One of my later, unfinished-as-of-yet experiments is a retro piece set in the 80s thrash metal era. Chapter one is purely Mercyful Fate's 'Don't Break The Oath', and I think I listened to that album twenty times in between writing that single chapter alone. The music helps to define the character of the female protagonist, and also serves as a friction point between her and her ostensible love interest.

Perfect Me has a few nods to comedic genius Rappy McRapperson (the character President Gorlax), and my own former metal band, Gortician, which has evolved into a planet and a race of people. The sequel, Cure for Sanity, takes a slightly more serious approach in a sub-plot, which involves some lyrics invoking nasty Lovecraftian beasts from beyond.

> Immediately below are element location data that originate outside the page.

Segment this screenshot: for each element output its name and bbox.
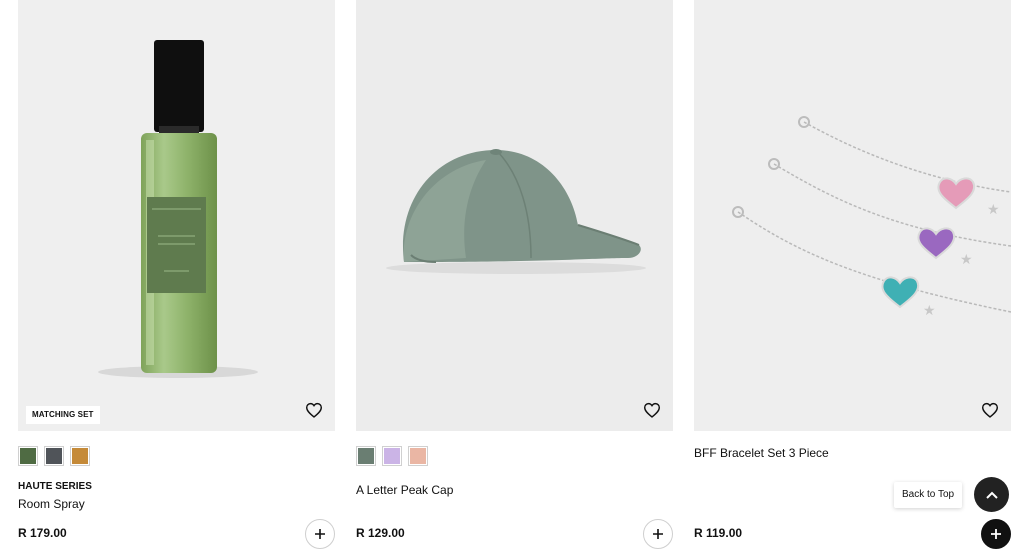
- product-brand: HAUTE SERIES: [18, 481, 92, 492]
- chevron-up-icon: [985, 491, 998, 499]
- plus-icon: [315, 529, 325, 539]
- heart-outline-icon: [643, 402, 661, 418]
- product-card[interactable]: MATCHING SET HAUTE SERIES Room Spray R 1…: [18, 0, 335, 550]
- heart-outline-icon: [981, 402, 999, 418]
- color-swatches: [356, 446, 428, 466]
- color-swatch[interactable]: [18, 446, 38, 466]
- product-card[interactable]: A Letter Peak Cap R 129.00: [356, 0, 673, 550]
- svg-text:★: ★: [923, 303, 936, 319]
- color-swatch[interactable]: [356, 446, 376, 466]
- swatch-color: [358, 448, 374, 464]
- wishlist-button[interactable]: [643, 402, 665, 424]
- color-swatch[interactable]: [44, 446, 64, 466]
- product-name[interactable]: BFF Bracelet Set 3 Piece: [694, 446, 829, 460]
- color-swatch[interactable]: [70, 446, 90, 466]
- color-swatches: [18, 446, 90, 466]
- product-image[interactable]: [356, 0, 673, 431]
- perfume-bottle-image: [98, 40, 258, 378]
- product-name[interactable]: A Letter Peak Cap: [356, 483, 453, 497]
- back-to-top-button[interactable]: [974, 477, 1009, 512]
- product-price: R 119.00: [694, 526, 743, 540]
- svg-text:★: ★: [960, 252, 973, 268]
- wishlist-button[interactable]: [981, 402, 1003, 424]
- bracelet-set-image: ★ ★ ★: [732, 116, 1011, 319]
- heart-outline-icon: [305, 402, 323, 418]
- product-price: R 179.00: [18, 526, 67, 540]
- color-swatch[interactable]: [408, 446, 428, 466]
- swatch-color: [410, 448, 426, 464]
- wishlist-button[interactable]: [305, 402, 327, 424]
- product-name[interactable]: Room Spray: [18, 497, 85, 511]
- plus-icon: [653, 529, 663, 539]
- add-to-cart-button[interactable]: [305, 519, 335, 549]
- swatch-color: [20, 448, 36, 464]
- svg-text:★: ★: [987, 202, 1000, 218]
- product-image[interactable]: MATCHING SET: [18, 0, 335, 431]
- add-to-cart-button[interactable]: [981, 519, 1011, 549]
- color-swatch[interactable]: [382, 446, 402, 466]
- matching-set-badge: MATCHING SET: [26, 406, 100, 424]
- product-price: R 129.00: [356, 526, 405, 540]
- swatch-color: [384, 448, 400, 464]
- product-card[interactable]: ★ ★ ★ BFF Bracelet Set 3 Piece R 119.00: [694, 0, 1011, 550]
- product-image[interactable]: ★ ★ ★: [694, 0, 1011, 431]
- swatch-color: [72, 448, 88, 464]
- swatch-color: [46, 448, 62, 464]
- plus-icon: [991, 529, 1001, 539]
- add-to-cart-button[interactable]: [643, 519, 673, 549]
- cap-image: [386, 149, 646, 274]
- back-to-top-tooltip: Back to Top: [894, 482, 963, 508]
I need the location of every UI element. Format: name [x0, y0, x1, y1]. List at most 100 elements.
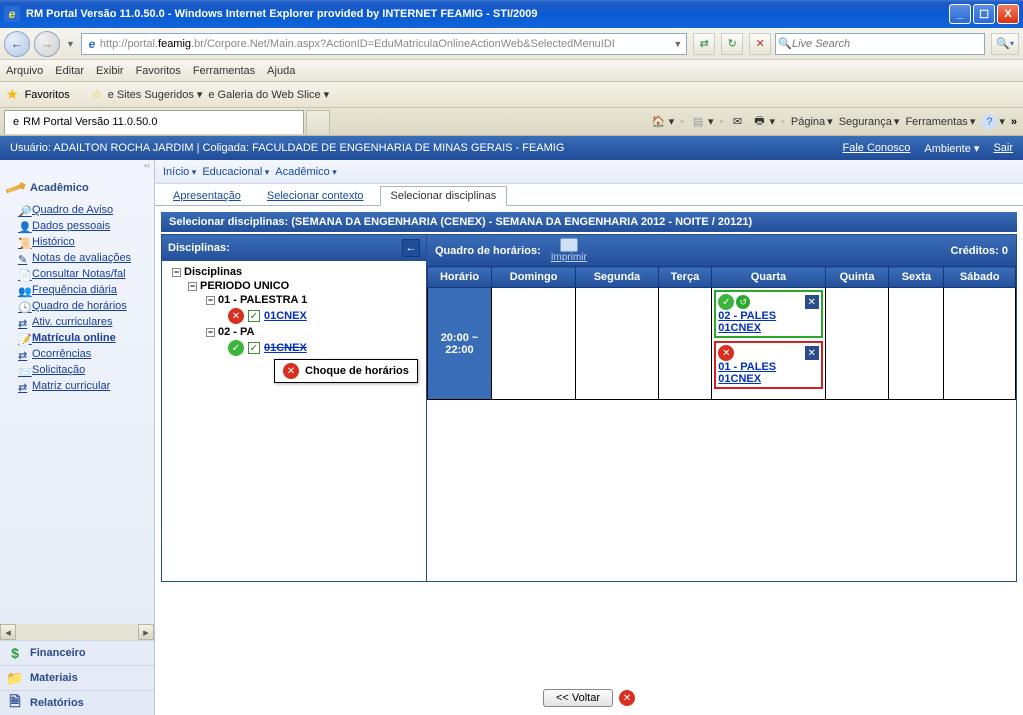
feeds-button[interactable]: ▤▾: [690, 114, 714, 130]
refresh-button[interactable]: ↻: [721, 33, 743, 55]
sidebar-item-quadro-horarios[interactable]: 🕓Quadro de horários: [0, 298, 154, 314]
checkbox-checked-icon[interactable]: ✓: [248, 342, 260, 354]
scroll-right-arrow[interactable]: ▸: [138, 624, 154, 640]
remove-slot-button[interactable]: ✕: [805, 346, 819, 360]
crumb-inicio[interactable]: Início: [163, 166, 196, 178]
rss-icon: ▤: [690, 114, 706, 130]
sair-link[interactable]: Sair: [993, 142, 1013, 154]
turma-link-01cnex-1[interactable]: 01CNEX: [264, 310, 307, 322]
crumb-academico[interactable]: Acadêmico: [275, 166, 336, 178]
fav-sites-sugeridos[interactable]: eSites Sugeridos ▾: [108, 88, 203, 101]
expander-icon[interactable]: −: [206, 328, 215, 337]
slot-link-line2[interactable]: 01CNEX: [718, 373, 761, 385]
search-go-button[interactable]: 🔍▾: [991, 33, 1019, 55]
nav-history-dropdown[interactable]: ▼: [66, 39, 75, 49]
menu-favoritos[interactable]: Favoritos: [136, 65, 181, 77]
sidebar-header-academico[interactable]: Acadêmico: [0, 174, 154, 202]
favorites-star-icon[interactable]: ★: [6, 86, 19, 103]
search-bar[interactable]: 🔍: [775, 33, 985, 55]
print-button[interactable]: 🖶▾: [751, 114, 775, 130]
expander-icon[interactable]: −: [188, 282, 197, 291]
tree-period[interactable]: −PERIODO UNICO: [164, 279, 424, 293]
page-icon: e: [208, 89, 214, 101]
sidebar-collapse-handle[interactable]: ‹‹: [0, 160, 154, 174]
slot-link-line2[interactable]: 01CNEX: [718, 322, 761, 334]
expander-icon[interactable]: −: [206, 296, 215, 305]
menu-ferramentas[interactable]: Ferramentas: [193, 65, 255, 77]
checkbox-checked-icon[interactable]: ✓: [248, 310, 260, 322]
sidebar-item-consultar-notas[interactable]: 📄Consultar Notas/fal: [0, 266, 154, 282]
safety-menu[interactable]: Segurança ▾: [839, 115, 900, 128]
slot-link-line1[interactable]: 01 - PALES: [718, 361, 776, 373]
nav-icon: 📄: [18, 269, 28, 279]
sidebar-item-matriz-curricular[interactable]: ⇄Matriz curricular: [0, 378, 154, 394]
sidebar-item-ativ-curriculares[interactable]: ⇄Ativ. curriculares: [0, 314, 154, 330]
maximize-button[interactable]: ☐: [973, 4, 995, 24]
sidebar-hscroll[interactable]: ◂ ▸: [0, 624, 154, 640]
tree-collapse-button[interactable]: ←: [402, 239, 420, 257]
address-bar[interactable]: e http://portal.feamig.br/Corpore.Net/Ma…: [81, 33, 687, 55]
sidebar-item-quadro-aviso[interactable]: 🔎Quadro de Aviso: [0, 202, 154, 218]
stop-button[interactable]: ✕: [749, 33, 771, 55]
back-button[interactable]: ←: [4, 31, 30, 57]
swap-icon[interactable]: ↺: [736, 295, 750, 309]
help-button[interactable]: ?▾: [981, 114, 1005, 130]
favorites-bar: ★ Favoritos ☆ eSites Sugeridos ▾ eGaleri…: [0, 82, 1023, 108]
sidebar-item-dados-pessoais[interactable]: 👤Dados pessoais: [0, 218, 154, 234]
add-favorite-icon[interactable]: ☆: [92, 88, 102, 101]
tree-root[interactable]: −Disciplinas: [164, 265, 424, 279]
sidebar-item-historico[interactable]: 📜Histórico: [0, 234, 154, 250]
ie-icon: e: [4, 6, 20, 22]
print-schedule[interactable]: Imprimir: [551, 238, 587, 263]
menu-editar[interactable]: Editar: [55, 65, 84, 77]
favorites-label[interactable]: Favoritos: [25, 89, 70, 101]
sidebar-item-ocorrencias[interactable]: ⇄Ocorrências: [0, 346, 154, 362]
tab-selecionar-disciplinas[interactable]: Selecionar disciplinas: [380, 186, 508, 206]
cancel-icon[interactable]: ✕: [619, 690, 635, 706]
forward-button[interactable]: →: [34, 31, 60, 57]
expander-icon[interactable]: −: [172, 268, 181, 277]
ambiente-menu[interactable]: Ambiente ▾: [924, 142, 979, 155]
sidebar-section-financeiro[interactable]: $Financeiro: [0, 640, 154, 665]
tree-turma-row: ✓ ✓ 01CNEX: [164, 339, 424, 357]
address-dropdown[interactable]: ▼: [673, 39, 682, 49]
tree-palestra-1[interactable]: −01 - PALESTRA 1: [164, 293, 424, 307]
sidebar-section-relatorios[interactable]: 🗎Relatórios: [0, 690, 154, 715]
home-button[interactable]: 🏠▾: [651, 114, 675, 130]
tree-palestra-2[interactable]: −02 - PA: [164, 325, 424, 339]
menu-ajuda[interactable]: Ajuda: [267, 65, 295, 77]
tools-menu[interactable]: Ferramentas ▾: [905, 115, 975, 128]
address-input[interactable]: [615, 35, 672, 53]
scroll-left-arrow[interactable]: ◂: [0, 624, 16, 640]
sidebar-section-materiais[interactable]: 📁Materiais: [0, 665, 154, 690]
bottom-bar: << Voltar ✕: [155, 681, 1023, 715]
tab-apresentacao[interactable]: Apresentação: [163, 187, 251, 205]
crumb-educacional[interactable]: Educacional: [202, 166, 269, 178]
sidebar-item-frequencia[interactable]: 👥Frequência diária: [0, 282, 154, 298]
menu-exibir[interactable]: Exibir: [96, 65, 124, 77]
nav-icon: 🕓: [18, 301, 28, 311]
turma-link-01cnex-2[interactable]: 01CNEX: [264, 342, 307, 354]
url-rest: .br/Corpore.Net/Main.aspx?ActionID=EduMa…: [191, 38, 615, 50]
mail-button[interactable]: ✉: [729, 114, 745, 130]
search-input[interactable]: [792, 35, 982, 53]
sidebar-item-matricula-online[interactable]: 📝Matrícula online: [0, 330, 154, 346]
minimize-button[interactable]: _: [949, 4, 971, 24]
print-link[interactable]: Imprimir: [551, 252, 587, 263]
new-tab-button[interactable]: [306, 110, 330, 134]
slot-link-line1[interactable]: 02 - PALES: [718, 310, 776, 322]
chevron-overflow[interactable]: »: [1011, 116, 1017, 128]
sidebar-item-solicitacao[interactable]: 📨Solicitação: [0, 362, 154, 378]
browser-tab[interactable]: e RM Portal Versão 11.0.50.0: [4, 110, 304, 134]
fale-conosco-link[interactable]: Fale Conosco: [843, 142, 911, 154]
remove-slot-button[interactable]: ✕: [805, 295, 819, 309]
fav-webslice[interactable]: eGaleria do Web Slice ▾: [208, 88, 329, 101]
tab-selecionar-contexto[interactable]: Selecionar contexto: [257, 187, 374, 205]
sidebar-item-notas-avaliacoes[interactable]: ✎Notas de avaliações: [0, 250, 154, 266]
voltar-button[interactable]: << Voltar: [543, 689, 613, 707]
nav-icon: 🔎: [18, 205, 28, 215]
menu-arquivo[interactable]: Arquivo: [6, 65, 43, 77]
compat-view-button[interactable]: ⇄: [693, 33, 715, 55]
close-button[interactable]: X: [997, 4, 1019, 24]
page-menu[interactable]: Página ▾: [791, 115, 833, 128]
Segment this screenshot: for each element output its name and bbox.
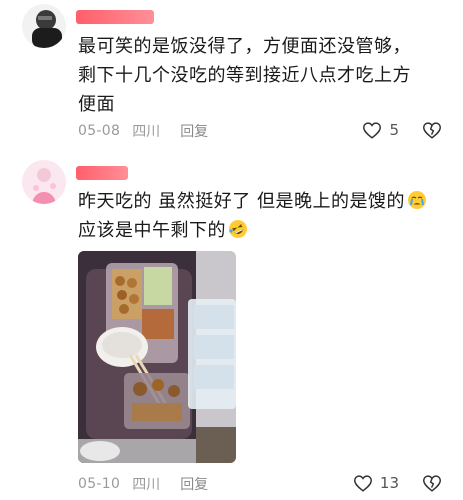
like-count: 5: [389, 121, 399, 139]
reply-button[interactable]: 回复: [180, 121, 208, 141]
reply-button[interactable]: 回复: [180, 474, 208, 494]
avatar[interactable]: [22, 160, 66, 204]
username-redacted[interactable]: [76, 166, 128, 180]
comment-date: 05-10: [78, 476, 121, 492]
broken-heart-icon: [423, 122, 441, 139]
comment-text: 最可笑的是饭没得了，方便面还没管够， 剩下十几个没吃的等到接近八点才吃上方 便面: [78, 32, 447, 119]
comment-text: 昨天吃的 虽然挺好了 但是晚上的是馊的 应该是中午剩下的: [78, 187, 447, 245]
broken-heart-icon: [423, 475, 441, 492]
comment-meta: 05-10 四川 回复: [78, 474, 208, 494]
comment-location: 四川: [132, 477, 161, 493]
comment-line-text: 昨天吃的 虽然挺好了 但是晚上的是馊的: [78, 191, 405, 212]
comment-line: 便面: [78, 94, 115, 115]
dislike-button[interactable]: [421, 472, 443, 494]
comment-line: 应该是中午剩下的: [78, 216, 447, 245]
comment-line: 最可笑的是饭没得了，方便面还没管够，: [78, 36, 411, 57]
comment-meta: 05-08 四川 回复: [78, 121, 208, 141]
comment-line: 剩下十几个没吃的等到接近八点才吃上方: [78, 65, 411, 86]
comment-line-text: 应该是中午剩下的: [78, 220, 226, 241]
food-photo[interactable]: [78, 251, 236, 463]
crying-face-emoji-icon: [407, 191, 426, 209]
heart-outline-icon: [353, 475, 372, 492]
dislike-button[interactable]: [421, 119, 443, 141]
like-count: 13: [379, 474, 399, 492]
heart-outline-icon: [363, 122, 382, 139]
comment-location: 四川: [132, 124, 161, 140]
username-redacted[interactable]: [76, 10, 154, 24]
comment-line: 昨天吃的 虽然挺好了 但是晚上的是馊的: [78, 187, 447, 216]
comment-date: 05-08: [78, 123, 121, 139]
rofl-face-emoji-icon: [229, 220, 247, 238]
avatar[interactable]: [22, 4, 66, 48]
like-button[interactable]: 13: [352, 472, 399, 494]
like-button[interactable]: 5: [361, 119, 399, 141]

I guess this is an extension of 'Write what you know', or perhaps, 'Write what you love'. I think music can be an effective shorthand in conveying certain feelings, and finding a common ground between author and reader. There is a danger, I suppose, in placing too much burden on such devices, and having the meaning lost on readers who don't know what you're referring to. But I strive to find a balance that doesn't make the story dependent on them, but instead uses them as enhancements.

Do you have a favorite piece of music that invokes feelings within you? Explore it in your work. Properly employed, they can add a rich layer of meaning to your writing. At worst, you might get a cease and desist letter from The Eagles. Win/win, I say.